The venture-backed insurance world is more than the Lemonades and MetroMiles of the world. There’s more room in the industry for startups to shake things up. One such company, Cambridge-based Insurify, is out today with a new venture round that greatly expands its capital base.
The startup, which had accepted just $6.6 million over two rounds before its latest investment, has raised $23 million in a Series A led by MTECH Capital and VIOLA FinTech. Prior investors MassMutual Ventures and Nationwide took part in the new investment.
TechCrunch hasn’t caught up with the company since our own Sarah Buhr covered its first $2 million deal back in early 2016. As you’d expect, a lot has changed in the last four years.
What’s Insurify?
To get under the skin of the new round, TechCrunch caught up with Insurify’s CEO and founder, Snejina Zacharia.
Zacharia, formerly of Gartner, came up with the idea for Insurify after she had an accident years ago. Following an unsatisfying experience working with the insurance industry after the fact, she discovered that consumers “have very, very little idea of how much coverage they need,” and that insurance providers (Insurify started out working with car insurance and is expanding to life and home insurance, as well) were “really struggling to [access] digital consumers because they have very poor UIs, [and] their APIs [were] not up to date.”
Enter Insurify, which bridges that gap. Working to build “automation behind insurance,” Insurify wants to help people find the coverage that they need, online, at a fair price; it’s a good business for the startup, which gets paid when consumers buy new insurance through its tooling.
Insurify, according to Zacharia, operates as a licensed agent for the various types of insurance it helps consumers find.
It’s more than a middleperson, however. The startup wants to bring the buying of insurance more firmly into the digital world. Today, Insurify completes 65% of its new policies online, and provides pre-loaded information to carriers when it passes a consumer over to their side of things.
Insurify is also building out its own technology products that exist a little past insurance, including a “wallet” that lets users manage multiple policies in one place.
New capital
TechCrunch asked Zacharia why she decided to raise capital now. According to the CEO, after doing “a lot with almost nothing,” her company is ready to accelerate its go-to-market motion.
In practical terms, the new capital will help Insurify with “horizontal expansion,” like “launching new verticals” that will include home, rental and other types of insurance, she said.
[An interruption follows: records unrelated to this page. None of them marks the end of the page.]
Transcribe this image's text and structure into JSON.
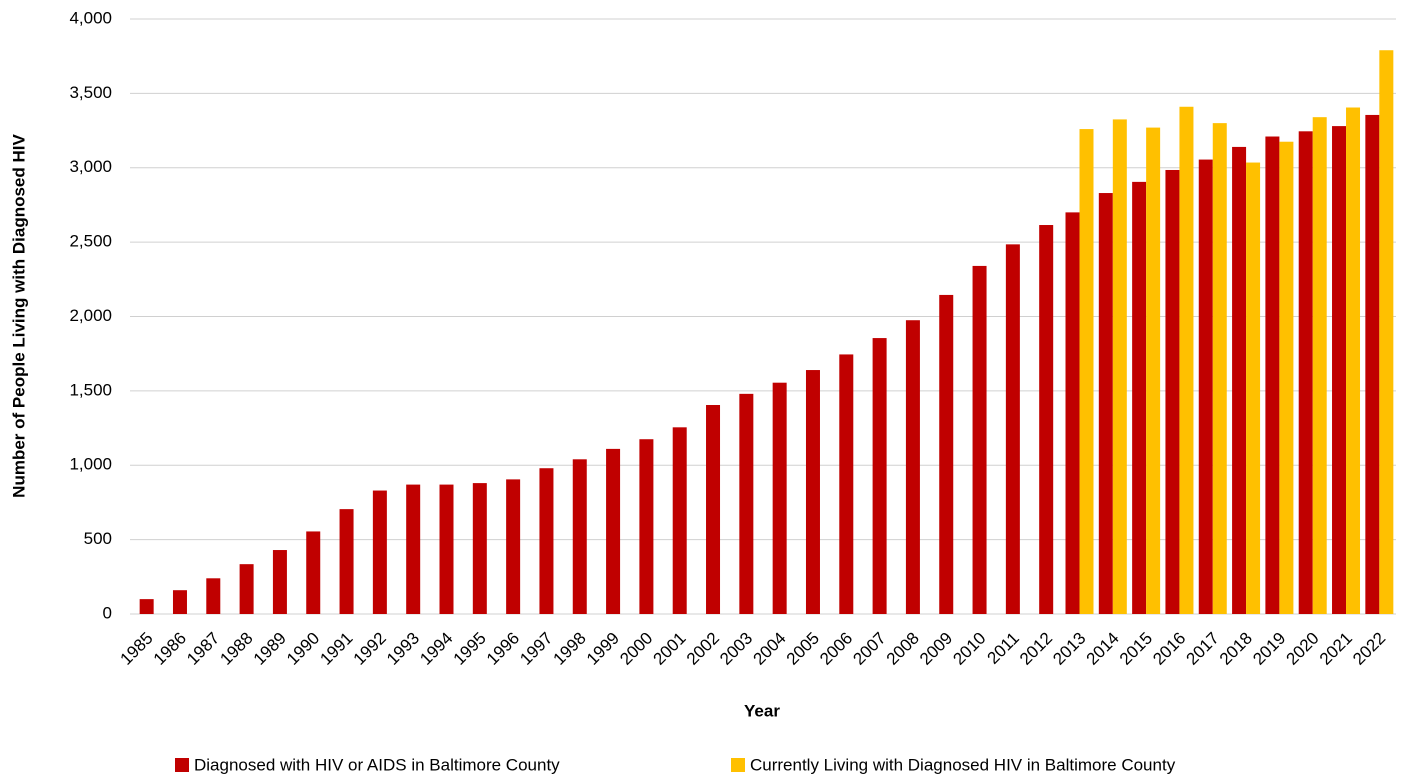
{
  "chart_data": {
    "type": "bar",
    "x_label": "Year",
    "y_label": "Number of People Living with Diagnosed HIV",
    "categories": [
      "1985",
      "1986",
      "1987",
      "1988",
      "1989",
      "1990",
      "1991",
      "1992",
      "1993",
      "1994",
      "1995",
      "1996",
      "1997",
      "1998",
      "1999",
      "2000",
      "2001",
      "2002",
      "2003",
      "2004",
      "2005",
      "2006",
      "2007",
      "2008",
      "2009",
      "2010",
      "2011",
      "2012",
      "2013",
      "2014",
      "2015",
      "2016",
      "2017",
      "2018",
      "2019",
      "2020",
      "2021",
      "2022"
    ],
    "series": [
      {
        "name": "Diagnosed with HIV or AIDS in Baltimore County",
        "color": "#c00000",
        "values": [
          100,
          160,
          240,
          335,
          430,
          555,
          705,
          830,
          870,
          870,
          880,
          905,
          980,
          1040,
          1110,
          1175,
          1255,
          1405,
          1480,
          1555,
          1640,
          1745,
          1855,
          1975,
          2145,
          2340,
          2485,
          2615,
          2700,
          2830,
          2905,
          2985,
          3055,
          3140,
          3210,
          3245,
          3280,
          3355
        ]
      },
      {
        "name": "Currently Living with Diagnosed HIV in Baltimore County",
        "color": "#ffc000",
        "values": [
          null,
          null,
          null,
          null,
          null,
          null,
          null,
          null,
          null,
          null,
          null,
          null,
          null,
          null,
          null,
          null,
          null,
          null,
          null,
          null,
          null,
          null,
          null,
          null,
          null,
          null,
          null,
          null,
          3260,
          3325,
          3270,
          3410,
          3300,
          3035,
          3175,
          3340,
          3405,
          3790
        ]
      }
    ],
    "ylim": [
      0,
      4000
    ],
    "yticks": [
      0,
      500,
      {
        "value": 1000,
        "label": "1,000"
      },
      {
        "value": 1500,
        "label": "1,500"
      },
      {
        "value": 2000,
        "label": "2,000"
      },
      {
        "value": 2500,
        "label": "2,500"
      },
      {
        "value": 3000,
        "label": "3,000"
      },
      {
        "value": 3500,
        "label": "3,500"
      },
      {
        "value": 4000,
        "label": "4,000"
      }
    ],
    "grid": true,
    "legend": "bottom"
  }
}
Even more interesting, the Series A will also be used to fuel the startup’s marketing arm, which Zacharia says is run like a “hedge fund.” Insurify’s marketing efforts are “automated through [an] artificial intelligence model,” she told TechCrunch, which estimates “the value of every click” through a set of algorithms that it tunes regularly.
(We’ll avoid making a joke about hedge fund returns at this juncture.)
The CEO went on to say that “putting more money and more fuel behind [Insurify’s] marketing engine could really help us tremendously at this point,” helping to explain why Insurify decided to take on more capital when it did.
The startup had options when it came to investor selection, with Zacharia telling TechCrunch that her firm “had multiple, different term sheets” from which to choose. Why MTECH and VIOLA as lead investors? Zacharia emphasized venture partner selection as key, also highlighting the experiences and expertise of each firm (insurance with MTECH, and fintech with VIOLA).
It will be fascinating to see what happens at the meeting point of new capital, an operating marketing engine and an expanding set of products. Presumably Insurify can grow like heck from that confluence of factors. We’ll ask in a few months.